Carissa Rodriguez (1970, New York, USA) kennt den Kunstmarkt aus zwei Perspektiven: Zum einen ist sie, als langjährige Kodirektorin der New Yorker Reena Spaulings Fine Art Gallery, eine intime Kennerin des Kunsthandels, zum anderen arbeitet sie selbst als Künstlerin. Nach ersten Ausstellungen in den 1990er-Jahren wandte sie sich zunächst verstärkt der Galeriearbeit zu, seit 2009 jedoch ist die Liste ihrer eigenen Präsentationen – u. a. in Mexiko, Zürich, Kanagawa (Japan), Rom und San Francisco – beträchtlich gewachsen. Rodriguez, die in New York Literatur studiert hat, beschrieb ihren «Quereinstieg» als Künstlerin 2012 mit den Worten: «Ein Teil von mir empfindet sich als Nicht-Künstlerin, die den Kunstbereich unerlaubt betritt und mit dem Problem der Zugehörigkeit umgehen muss […] Und so erlebe ich eine Rastlosigkeit, ähnlich der eines Migranten […]». Längst jedoch hat sie bewiesen, dass ihr ungewöhnlicher Zugang zur Kunst höchst produktiv ist: Rodriguez nutzt ihn für die Entwicklung konzeptueller Arbeiten, in denen häufig die Wertschöpfung des Kunstmarktes, der Austausch zwischen Künstler, Händler und Sammler thematisiert werden. Charakteristisch für ihre meist installativen Werke sind zudem deren technische Perfektion und das Spiel mit Oberflächen.
«Are You That Somebody (Black)» besteht aus einer Marmorplatte, in die – etwas abseits der Mitte und vom Plattenrand aus schwer zu erreichen – ein Goldring von Cartier eingelassen ist. Die Arbeit ist Resultat einer Kooperation mit einem Sammler, der mit Marmor handelt und die Künstlerin gebeten hatte, dieses Material in die Konzeption eines Werkes («Ancora tu», 2011) einzubeziehen. Der Ring in «Are You That Somebody (Black)» wurde – als Gegenleistung für Rodriguez’ Ausstellungszusage – von ihrer Galerie gesponsert. In der Installation werden Marmor und Ring ihrer üblichen Funktionen und Konnotationen entzogen, sodass die Ökonomie des Schenkens und die Materialien selbst in den Fokus rücken.
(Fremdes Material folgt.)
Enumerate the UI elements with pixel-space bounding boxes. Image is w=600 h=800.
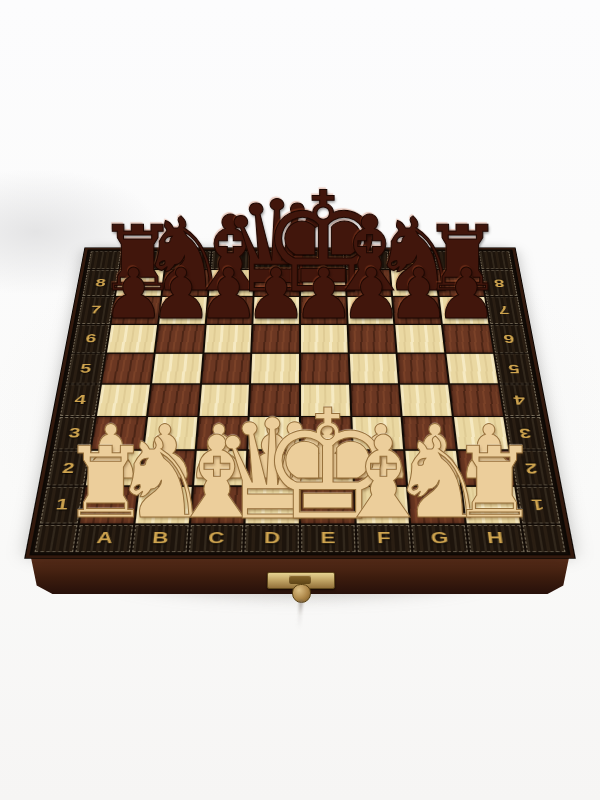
rank-label-text: 5 xyxy=(507,361,520,375)
clasp-catch xyxy=(289,575,311,584)
rank-label-right-5: 5 xyxy=(495,354,534,383)
square-g5[interactable] xyxy=(398,354,448,383)
piece-light-rook-h1[interactable]: ♜ xyxy=(450,434,538,533)
rank-label-text: 4 xyxy=(513,392,527,407)
square-h5[interactable] xyxy=(446,354,497,383)
rank-label-left-5: 5 xyxy=(66,354,105,383)
rank-label-text: 5 xyxy=(79,361,92,375)
square-b5[interactable] xyxy=(152,354,202,383)
square-a5[interactable] xyxy=(102,354,153,383)
piece-dark-pawn-h7[interactable]: ♟ xyxy=(435,259,498,329)
square-c5[interactable] xyxy=(202,354,251,383)
rank-label-text: 6 xyxy=(84,332,97,346)
rank-label-text: 4 xyxy=(73,392,87,407)
rank-label-text: 6 xyxy=(502,332,515,346)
«Juste un clou» heisst eine von der Firma Cartier entwickelte Schmuckkollektion, die mit der Form handelsüblicher Stahlnägel spielt und sie in kostbares Material überführt. Die gleichnamige Arbeit von Carissa Rodriguez kehrt dieses Spiel um: in Gestalt eigens gegossener, luxuriös glänzender Bronzenägel.
Die Installation «WLACK BIDOW» (ein Wortspiel mit «Black Widow», Schwarze Witwe) greift, als Sound-Komposition, die heutigen Strategien der Vermarktung von Popmusik auf.
Die Wandarbeit «Orange Curve» (2015) gehört zu einer Serie von monochrom gefärbten Salzgüssen, deren Formgebung das Bildvokabular des US-amerikanischen Hard-Edge-Künstlers Ellsworth Kelly (1923–2015) aufgreift.